For distributed transactions using database XA, follow these steps:
1. Initialize the XA transaction manager and create a global transaction ID.
2. Start the XA transaction and mark the beginning of the transaction.
3. Execute the operations of the XA transaction on each participant's database connection, associating each database operation with a global transaction.
4. Commit or rollback the XA transaction, and the coordinator sends the corresponding command to each participant.
5. Participants commit or rollback their local transactions according to the commands received.
In distributed transactions, both Oracle and MySQL support the XA protocol, so XA transactions of Oracle and MySQL can be called simultaneously through the XA interface.
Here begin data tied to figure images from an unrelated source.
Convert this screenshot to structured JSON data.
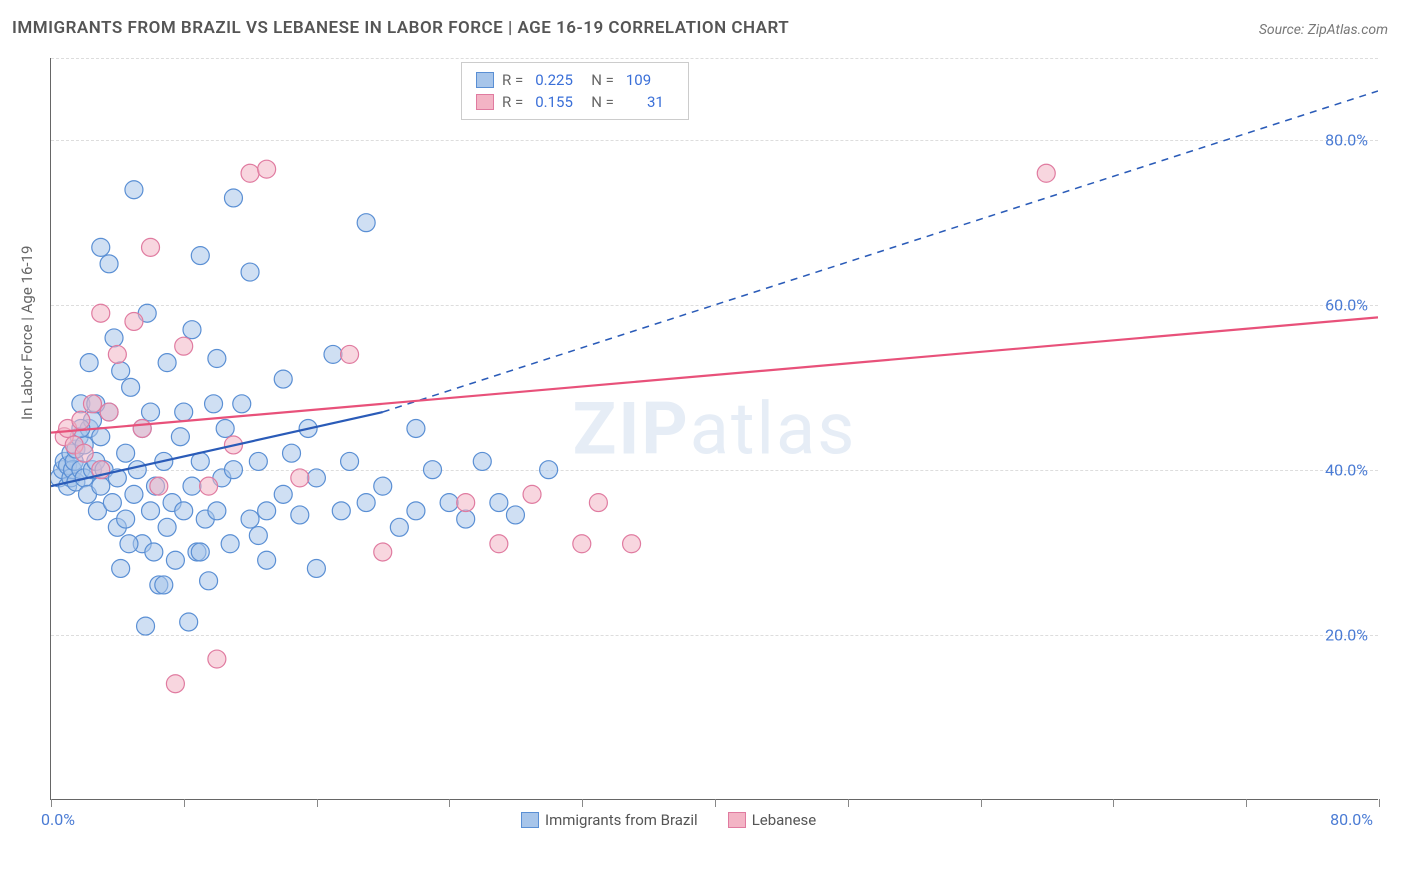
{
  "title": "IMMIGRANTS FROM BRAZIL VS LEBANESE IN LABOR FORCE | AGE 16-19 CORRELATION CHART",
  "source": "Source: ZipAtlas.com",
  "y_axis_label": "In Labor Force | Age 16-19",
  "watermark_bold": "ZIP",
  "watermark_rest": "atlas",
  "chart": {
    "type": "scatter",
    "x_range": [
      0,
      80
    ],
    "y_range": [
      0,
      90
    ],
    "y_ticks": [
      20,
      40,
      60,
      80
    ],
    "y_tick_labels": [
      "20.0%",
      "40.0%",
      "60.0%",
      "80.0%"
    ],
    "x_ticks": [
      0,
      8,
      16,
      24,
      32,
      40,
      48,
      56,
      64,
      72,
      80
    ],
    "x_origin_label": "0.0%",
    "x_end_label": "80.0%",
    "grid_color": "#dddddd",
    "background_color": "#ffffff",
    "axis_color": "#666666",
    "tick_label_color": "#4a7bd4",
    "series": [
      {
        "name": "Immigrants from Brazil",
        "marker_fill": "#a7c5ea",
        "marker_stroke": "#5a8fd4",
        "marker_radius": 9,
        "marker_opacity": 0.55,
        "R": "0.225",
        "N": "109",
        "trend_line": {
          "color": "#2a5bb8",
          "width": 2.2,
          "solid_start": [
            0,
            38
          ],
          "solid_end": [
            20,
            47
          ],
          "dashed_end": [
            80,
            86
          ]
        },
        "points": [
          [
            0.5,
            39
          ],
          [
            0.7,
            40
          ],
          [
            0.8,
            41
          ],
          [
            1.0,
            38
          ],
          [
            1.0,
            40.5
          ],
          [
            1.2,
            39
          ],
          [
            1.2,
            42
          ],
          [
            1.3,
            40
          ],
          [
            1.4,
            41
          ],
          [
            1.5,
            38.5
          ],
          [
            1.5,
            42.5
          ],
          [
            1.7,
            44
          ],
          [
            1.8,
            40
          ],
          [
            1.8,
            48
          ],
          [
            2.0,
            39
          ],
          [
            2.0,
            43
          ],
          [
            2.2,
            37
          ],
          [
            2.3,
            45
          ],
          [
            2.5,
            40
          ],
          [
            2.5,
            46
          ],
          [
            2.7,
            41
          ],
          [
            2.8,
            35
          ],
          [
            3.0,
            38
          ],
          [
            3.0,
            44
          ],
          [
            3.2,
            40
          ],
          [
            3.5,
            65
          ],
          [
            3.5,
            47
          ],
          [
            3.7,
            36
          ],
          [
            4.0,
            39
          ],
          [
            4.0,
            33
          ],
          [
            4.2,
            52
          ],
          [
            4.2,
            28
          ],
          [
            4.5,
            34
          ],
          [
            4.5,
            42
          ],
          [
            4.8,
            50
          ],
          [
            5.0,
            37
          ],
          [
            5.0,
            74
          ],
          [
            5.2,
            40
          ],
          [
            5.5,
            31
          ],
          [
            5.5,
            45
          ],
          [
            5.7,
            21
          ],
          [
            6.0,
            35
          ],
          [
            6.0,
            47
          ],
          [
            6.3,
            38
          ],
          [
            6.5,
            26
          ],
          [
            6.8,
            41
          ],
          [
            7.0,
            33
          ],
          [
            7.0,
            53
          ],
          [
            7.3,
            36
          ],
          [
            7.5,
            29
          ],
          [
            7.8,
            44
          ],
          [
            8.0,
            35
          ],
          [
            8.0,
            47
          ],
          [
            8.3,
            21.5
          ],
          [
            8.5,
            38
          ],
          [
            8.8,
            30
          ],
          [
            9.0,
            66
          ],
          [
            9.0,
            41
          ],
          [
            9.3,
            34
          ],
          [
            9.5,
            26.5
          ],
          [
            9.8,
            48
          ],
          [
            10,
            35
          ],
          [
            10,
            53.5
          ],
          [
            10.3,
            39
          ],
          [
            10.5,
            45
          ],
          [
            10.8,
            31
          ],
          [
            11,
            73
          ],
          [
            11,
            40
          ],
          [
            11.5,
            48
          ],
          [
            12,
            34
          ],
          [
            12,
            64
          ],
          [
            12.5,
            41
          ],
          [
            13,
            35
          ],
          [
            13,
            29
          ],
          [
            14,
            37
          ],
          [
            14,
            51
          ],
          [
            14.5,
            42
          ],
          [
            15,
            34.5
          ],
          [
            15.5,
            45
          ],
          [
            16,
            39
          ],
          [
            16,
            28
          ],
          [
            17,
            54
          ],
          [
            17.5,
            35
          ],
          [
            18,
            41
          ],
          [
            19,
            36
          ],
          [
            19,
            70
          ],
          [
            20,
            38
          ],
          [
            21,
            33
          ],
          [
            22,
            45
          ],
          [
            22,
            35
          ],
          [
            23,
            40
          ],
          [
            24,
            36
          ],
          [
            25,
            34
          ],
          [
            26,
            41
          ],
          [
            27,
            36
          ],
          [
            28,
            34.5
          ],
          [
            30,
            40
          ],
          [
            3.0,
            67
          ],
          [
            5.8,
            59
          ],
          [
            8.5,
            57
          ],
          [
            3.8,
            56
          ],
          [
            2.3,
            53
          ],
          [
            4.7,
            31
          ],
          [
            6.2,
            30
          ],
          [
            12.5,
            32
          ],
          [
            6.8,
            26
          ],
          [
            9.0,
            30
          ],
          [
            1.8,
            45
          ],
          [
            2.7,
            48
          ]
        ]
      },
      {
        "name": "Lebanese",
        "marker_fill": "#f3b4c5",
        "marker_stroke": "#e07ba0",
        "marker_radius": 9,
        "marker_opacity": 0.55,
        "R": "0.155",
        "N": "31",
        "trend_line": {
          "color": "#e8517a",
          "width": 2.2,
          "solid_start": [
            0,
            44.5
          ],
          "solid_end": [
            80,
            58.5
          ],
          "dashed_end": null
        },
        "points": [
          [
            0.8,
            44
          ],
          [
            1.0,
            45
          ],
          [
            1.4,
            43
          ],
          [
            1.8,
            46
          ],
          [
            2.0,
            42
          ],
          [
            2.5,
            48
          ],
          [
            3.0,
            40
          ],
          [
            3.0,
            59
          ],
          [
            3.5,
            47
          ],
          [
            4.0,
            54
          ],
          [
            5.0,
            58
          ],
          [
            5.5,
            45
          ],
          [
            6.0,
            67
          ],
          [
            6.5,
            38
          ],
          [
            7.5,
            14
          ],
          [
            8.0,
            55
          ],
          [
            9.5,
            38
          ],
          [
            10,
            17
          ],
          [
            11,
            43
          ],
          [
            12,
            76
          ],
          [
            13,
            76.5
          ],
          [
            15,
            39
          ],
          [
            18,
            54
          ],
          [
            20,
            30
          ],
          [
            25,
            36
          ],
          [
            27,
            31
          ],
          [
            29,
            37
          ],
          [
            32,
            31
          ],
          [
            33,
            36
          ],
          [
            35,
            31
          ],
          [
            60,
            76
          ]
        ]
      }
    ]
  },
  "legend_bottom": [
    {
      "label": "Immigrants from Brazil",
      "fill": "#a7c5ea",
      "stroke": "#5a8fd4"
    },
    {
      "label": "Lebanese",
      "fill": "#f3b4c5",
      "stroke": "#e07ba0"
    }
  ]
}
Applications need to use the XA driver and XA interface of the corresponding database to manage and execute distributed transactions, and ensure the correct implementation of the XA protocol between the coordinator and participants.
4. Seata and XA
Seata is an open source distributed transaction solution designed to simplify the development and management of distributed transactions. It provides an efficient and reliable way to handle distributed transactions across multiple databases, message queues, and other resources, and is closely related to the data XA protocol.
Seata realizes the support for distributed transactions by integrating with the XA protocol of the database. The XA protocol defines the communication protocol between the Coordinator and the Participants to ensure the atomicity, consistency and persistence of multiple database operations in a distributed environment.
The calling principle of Seata is as follows:
1. As the client of Seata, the application starts a global transaction through the API provided by Seata and obtains a global transaction ID.
2. During transaction execution, the application marks all involved database operations as branch transactions (Branch Transaction), and associates branch transactions with global transactions.
3. Seata's coordinator is responsible for coordinating the execution of global transactions and each branch transaction.
4. In the transaction commit phase, the application calls Seata's commit interface, and the coordinator sends a commit request to all branch transactions and waits for the response of the branch transactions.
5. If all branch transactions are committed successfully, the coordinator sends a global commit request; if any branch transaction fails to commit, the coordinator sends a global rollback request.
6. After the branch transaction receives the commit request, it executes the commit or rollback of the local database operation.
The main purpose of using Seata is to simplify the development and management of distributed transactions. It provides a unified transaction programming model, hides the complexity of distributed transactions, and enables developers to write distributed transactions like local transactions. Seata provides high-performance and reliable distributed transaction support to ensure data consistency and integrity.
Seata is suitable for the following situations:
1. Transaction operations across multiple databases or services need to ensure data consistency and integrity.
2. In a high-concurrency environment, complex distributed transaction scenarios need to be processed.
3. It is necessary to centrally manage and monitor the status and execution of distributed transactions.
In summary, Seata is a distributed transaction solution that is closely related to the data XA protocol. By integrating the XA protocol, Seata supports distributed transactions and simplifies the development and management of distributed transactions. It provides high-performance and reliable transaction support, suitable for complex distributed environments and scenarios requiring data consistency.